Selanjutnya, tingkat pendidikan pemuda juga tercermin melalui rata-rata lama sekolah, yaitu sebesar 10,63 tahun atau setara dengan kelas 10 di SMA/sederajat. Rata-rata lama sekolah pemuda di perkotaan lebih tinggi dibanding perdesaan (11,26 tahun berbanding 9,76 tahun).

Kemudian, untuk mengukur status kesehatan pemuda, salah satu indikator yang digunakan adalah angka kesakitan. Angka kesakitan merupakan keluhan atas suatu penyakit yang dirasakan oleh penderita yang menyebabkan terganggunya aktivitas sehari-hari.

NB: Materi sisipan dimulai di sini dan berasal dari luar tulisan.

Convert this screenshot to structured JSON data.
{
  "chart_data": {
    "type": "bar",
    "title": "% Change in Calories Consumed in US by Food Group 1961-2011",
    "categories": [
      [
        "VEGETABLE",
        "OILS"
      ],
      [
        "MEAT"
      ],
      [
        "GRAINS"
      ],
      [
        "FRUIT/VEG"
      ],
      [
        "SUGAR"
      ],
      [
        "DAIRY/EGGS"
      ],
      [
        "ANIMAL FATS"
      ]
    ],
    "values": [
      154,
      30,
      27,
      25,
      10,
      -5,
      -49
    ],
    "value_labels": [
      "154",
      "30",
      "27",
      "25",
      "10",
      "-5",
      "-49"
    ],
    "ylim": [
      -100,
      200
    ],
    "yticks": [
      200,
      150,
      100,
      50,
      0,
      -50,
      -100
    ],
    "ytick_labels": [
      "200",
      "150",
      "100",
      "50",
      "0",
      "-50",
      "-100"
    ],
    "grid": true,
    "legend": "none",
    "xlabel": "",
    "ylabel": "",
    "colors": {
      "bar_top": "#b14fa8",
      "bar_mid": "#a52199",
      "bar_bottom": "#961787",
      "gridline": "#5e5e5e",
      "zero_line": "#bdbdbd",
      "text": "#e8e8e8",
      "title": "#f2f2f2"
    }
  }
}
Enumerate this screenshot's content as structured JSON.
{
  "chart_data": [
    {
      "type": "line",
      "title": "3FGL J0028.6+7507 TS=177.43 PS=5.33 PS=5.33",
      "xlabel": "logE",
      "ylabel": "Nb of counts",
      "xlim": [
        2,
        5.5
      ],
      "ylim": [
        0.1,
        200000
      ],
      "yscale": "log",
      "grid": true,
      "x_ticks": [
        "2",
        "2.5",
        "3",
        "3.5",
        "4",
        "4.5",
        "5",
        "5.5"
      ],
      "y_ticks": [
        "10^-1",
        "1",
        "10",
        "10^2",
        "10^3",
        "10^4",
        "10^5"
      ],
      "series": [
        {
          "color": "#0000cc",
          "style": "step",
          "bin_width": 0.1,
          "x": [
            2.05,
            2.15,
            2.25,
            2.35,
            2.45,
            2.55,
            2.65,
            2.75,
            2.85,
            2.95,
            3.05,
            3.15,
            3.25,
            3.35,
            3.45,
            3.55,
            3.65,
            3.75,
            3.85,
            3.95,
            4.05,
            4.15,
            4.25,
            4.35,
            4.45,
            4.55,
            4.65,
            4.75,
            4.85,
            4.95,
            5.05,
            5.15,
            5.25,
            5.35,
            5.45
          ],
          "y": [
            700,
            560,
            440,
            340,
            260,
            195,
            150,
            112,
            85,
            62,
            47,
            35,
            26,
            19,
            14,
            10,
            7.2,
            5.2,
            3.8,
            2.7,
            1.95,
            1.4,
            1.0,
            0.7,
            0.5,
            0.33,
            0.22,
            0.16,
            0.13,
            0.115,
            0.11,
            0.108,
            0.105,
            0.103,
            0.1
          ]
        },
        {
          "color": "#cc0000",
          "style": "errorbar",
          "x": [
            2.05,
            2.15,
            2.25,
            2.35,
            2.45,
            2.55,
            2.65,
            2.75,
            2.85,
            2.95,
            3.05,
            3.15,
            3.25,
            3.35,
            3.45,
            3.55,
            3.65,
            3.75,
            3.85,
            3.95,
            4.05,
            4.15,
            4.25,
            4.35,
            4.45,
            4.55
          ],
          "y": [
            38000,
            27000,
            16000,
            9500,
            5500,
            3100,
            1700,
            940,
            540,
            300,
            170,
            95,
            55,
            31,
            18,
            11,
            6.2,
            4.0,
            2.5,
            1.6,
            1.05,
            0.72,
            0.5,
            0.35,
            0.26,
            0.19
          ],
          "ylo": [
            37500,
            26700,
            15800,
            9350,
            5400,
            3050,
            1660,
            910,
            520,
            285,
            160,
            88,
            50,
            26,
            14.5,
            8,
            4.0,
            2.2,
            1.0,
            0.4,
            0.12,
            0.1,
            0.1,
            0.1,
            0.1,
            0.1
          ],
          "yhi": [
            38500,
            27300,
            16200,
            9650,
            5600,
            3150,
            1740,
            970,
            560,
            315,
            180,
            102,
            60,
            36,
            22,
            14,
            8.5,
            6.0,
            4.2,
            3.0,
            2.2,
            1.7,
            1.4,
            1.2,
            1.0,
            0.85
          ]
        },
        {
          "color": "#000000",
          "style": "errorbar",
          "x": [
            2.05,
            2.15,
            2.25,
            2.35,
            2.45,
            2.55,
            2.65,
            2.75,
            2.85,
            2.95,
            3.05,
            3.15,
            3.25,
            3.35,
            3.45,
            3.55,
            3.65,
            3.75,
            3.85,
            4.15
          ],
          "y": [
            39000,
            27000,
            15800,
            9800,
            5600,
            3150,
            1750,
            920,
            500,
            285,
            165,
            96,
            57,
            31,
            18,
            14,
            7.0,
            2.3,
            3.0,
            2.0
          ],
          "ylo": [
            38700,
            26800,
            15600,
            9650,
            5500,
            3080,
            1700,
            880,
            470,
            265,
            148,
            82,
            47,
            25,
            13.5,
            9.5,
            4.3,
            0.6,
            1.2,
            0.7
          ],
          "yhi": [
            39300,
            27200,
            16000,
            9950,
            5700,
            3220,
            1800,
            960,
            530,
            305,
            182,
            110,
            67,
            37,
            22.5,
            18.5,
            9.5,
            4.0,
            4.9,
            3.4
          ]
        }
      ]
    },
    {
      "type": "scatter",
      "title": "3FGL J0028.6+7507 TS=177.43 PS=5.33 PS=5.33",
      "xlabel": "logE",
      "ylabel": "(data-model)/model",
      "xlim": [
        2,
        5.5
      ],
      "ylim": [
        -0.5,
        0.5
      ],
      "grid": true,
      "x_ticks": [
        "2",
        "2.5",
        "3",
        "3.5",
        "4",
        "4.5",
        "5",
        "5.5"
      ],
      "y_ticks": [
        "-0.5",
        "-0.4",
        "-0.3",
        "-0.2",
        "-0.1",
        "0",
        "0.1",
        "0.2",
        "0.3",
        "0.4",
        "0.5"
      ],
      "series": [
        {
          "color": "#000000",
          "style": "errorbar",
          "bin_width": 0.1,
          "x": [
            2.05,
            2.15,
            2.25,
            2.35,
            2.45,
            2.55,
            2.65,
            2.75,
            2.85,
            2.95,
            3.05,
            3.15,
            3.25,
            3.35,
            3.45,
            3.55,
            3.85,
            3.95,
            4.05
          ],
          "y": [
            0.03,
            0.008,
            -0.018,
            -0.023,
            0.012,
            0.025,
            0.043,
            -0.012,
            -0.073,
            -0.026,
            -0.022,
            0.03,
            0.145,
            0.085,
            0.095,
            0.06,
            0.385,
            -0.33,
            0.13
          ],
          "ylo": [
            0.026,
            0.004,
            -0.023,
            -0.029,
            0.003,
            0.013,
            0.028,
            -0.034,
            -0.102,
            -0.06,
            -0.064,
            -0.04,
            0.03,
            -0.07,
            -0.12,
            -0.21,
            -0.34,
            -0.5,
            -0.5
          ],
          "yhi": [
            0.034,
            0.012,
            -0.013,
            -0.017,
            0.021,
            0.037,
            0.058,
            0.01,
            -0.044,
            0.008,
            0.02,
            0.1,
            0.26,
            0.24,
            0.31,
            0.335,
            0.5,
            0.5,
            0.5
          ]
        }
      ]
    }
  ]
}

Berdasarkan data BPS, 1 dari 5 orang pemuda Indonesia pernah mengalami keluhan kesehatan pada tahun 2019. Selanjutnya, pada tahun yang sama angka kesakitan pemuda Indonesia adalah sebesar 8,78 persen. Kondisi tersebut menjelaskan bahwa dari 100 orang pemuda Indonesia, ada sekitar 20 orang yang mengalami keluhan kesehatan dan 8 hingga 9 orang diantaranya mengalami sakit.

Saran untuk Pemerintah

Pada bidang pendidikan, Indonesia masih menghadapi tantangan yang cukup besar dalam menjamin akses dan pemerataan pendidikan untuk sekolah menengah dan perguruan tinggi. Oleh karena itu, permerintah perlu meningkatkan pembangunan dalam bidang pendidikan agar permasalahan tersebut dapat segera diatasi.

Selain itu, pemerintah juga perlu memastikan pemerataan pendidikan antara wilayah perkotaan dan perdesaan mengingat masih terdapat kesenjangan capaian tingkat pendidikan yang cukup besar antara wilayah perkotaan dan perdesaan.

Kemudian pada sisi kesehatan, sudah seharusnya pemerintah terus berupaya untuk menekan angka kesakitan di Indonesia. Selain itu, pemerintah juga perlu meningkatkan pembangunan dalam bidang kesehatan, terutama yang bertujuan agar semua lapisan masyarakat memperoleh pelayanan kesehatan secara mudah, murah, dan merata. Melalui upaya tersebut, diharapkan akan tercapai derajat kesehatan masyarakat yang lebih baik.